Après quoi, la crédibilité et l‘enthousiasme ayant atteint leur sommet, Ekstrom et le Président salueraient tout le monde, promettant d‘autres informations et une série de conférences de presse de la NASA.
Alors qu‘Ekstrom attendait le signal pour parler, il sentit une honte profonde le gagner. Il s‘attendait à éprouver un tel sentiment.
Il n‘avait pas dit la vérité... Il l‘avait truquée.
D‘une certaine façon, pourtant, ses mensonges lui semblaient
sans
conséquence.
Ekstrom
avait
des
préoccupations bien plus graves.
Dans le chaos de la salle de production d‘ABC, Gabrielle Ashe était debout au milieu d‘une foule de journalistes, toutes les têtes étaient tournées vers les écrans suspendus au plafond.
Un « chut » général accompagna l‘apparition du Président.

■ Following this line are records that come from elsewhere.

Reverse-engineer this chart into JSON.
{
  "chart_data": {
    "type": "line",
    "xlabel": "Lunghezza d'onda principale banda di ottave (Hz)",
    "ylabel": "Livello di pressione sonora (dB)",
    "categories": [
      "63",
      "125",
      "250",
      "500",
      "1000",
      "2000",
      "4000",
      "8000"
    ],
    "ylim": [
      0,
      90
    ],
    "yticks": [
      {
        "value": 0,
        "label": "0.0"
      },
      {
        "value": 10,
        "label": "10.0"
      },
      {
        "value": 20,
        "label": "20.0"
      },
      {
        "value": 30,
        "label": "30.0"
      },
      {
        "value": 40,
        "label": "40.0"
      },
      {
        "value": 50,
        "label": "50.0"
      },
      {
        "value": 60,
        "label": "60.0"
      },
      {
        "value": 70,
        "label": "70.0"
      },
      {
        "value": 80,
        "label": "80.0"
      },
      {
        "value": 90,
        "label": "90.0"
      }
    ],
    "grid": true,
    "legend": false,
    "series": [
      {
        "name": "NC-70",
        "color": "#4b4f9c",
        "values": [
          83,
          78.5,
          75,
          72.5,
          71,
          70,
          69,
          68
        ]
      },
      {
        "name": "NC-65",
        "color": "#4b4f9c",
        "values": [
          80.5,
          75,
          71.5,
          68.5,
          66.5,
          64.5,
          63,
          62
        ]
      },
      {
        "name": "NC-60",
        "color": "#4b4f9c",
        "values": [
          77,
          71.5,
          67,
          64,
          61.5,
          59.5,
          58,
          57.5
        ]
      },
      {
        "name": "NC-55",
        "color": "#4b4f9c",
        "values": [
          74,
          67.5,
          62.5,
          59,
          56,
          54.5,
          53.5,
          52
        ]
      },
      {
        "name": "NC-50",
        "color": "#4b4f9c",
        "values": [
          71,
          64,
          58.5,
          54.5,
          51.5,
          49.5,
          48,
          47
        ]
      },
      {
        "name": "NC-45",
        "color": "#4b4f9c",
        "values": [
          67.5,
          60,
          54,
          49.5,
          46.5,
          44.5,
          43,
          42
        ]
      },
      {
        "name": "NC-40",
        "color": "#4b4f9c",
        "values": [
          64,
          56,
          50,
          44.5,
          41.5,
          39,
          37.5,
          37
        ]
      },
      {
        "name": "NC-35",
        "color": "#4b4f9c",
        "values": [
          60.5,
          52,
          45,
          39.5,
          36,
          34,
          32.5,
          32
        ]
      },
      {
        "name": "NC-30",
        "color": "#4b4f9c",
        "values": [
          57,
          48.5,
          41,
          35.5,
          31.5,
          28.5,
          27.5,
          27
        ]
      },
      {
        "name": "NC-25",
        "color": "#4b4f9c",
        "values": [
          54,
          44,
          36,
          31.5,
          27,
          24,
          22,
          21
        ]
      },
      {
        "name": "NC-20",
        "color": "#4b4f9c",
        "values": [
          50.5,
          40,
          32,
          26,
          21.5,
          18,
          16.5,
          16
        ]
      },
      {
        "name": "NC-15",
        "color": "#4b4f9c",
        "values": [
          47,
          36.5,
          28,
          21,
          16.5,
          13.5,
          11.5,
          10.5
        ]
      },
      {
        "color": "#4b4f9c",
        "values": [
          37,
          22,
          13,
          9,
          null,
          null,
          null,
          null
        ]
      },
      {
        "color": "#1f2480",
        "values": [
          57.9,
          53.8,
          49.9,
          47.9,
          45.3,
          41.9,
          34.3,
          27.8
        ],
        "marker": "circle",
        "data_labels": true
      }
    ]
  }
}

Gabrielle ferma les yeux, espérant ne pas découvrir des images de son propre corps dénudé à la télé.
Dans le salon du sénateur Sexton, l‘ambiance était électrique. Tous ses visiteurs étaient debout, les yeux rivés sur le grand écran.
Zach Herney, face au monde, avait incroyablement raté sa formule d‘introduction.
Il a l‘air de douter de lui, songea Sexton. C‘est la première fois que je le vois comme ça.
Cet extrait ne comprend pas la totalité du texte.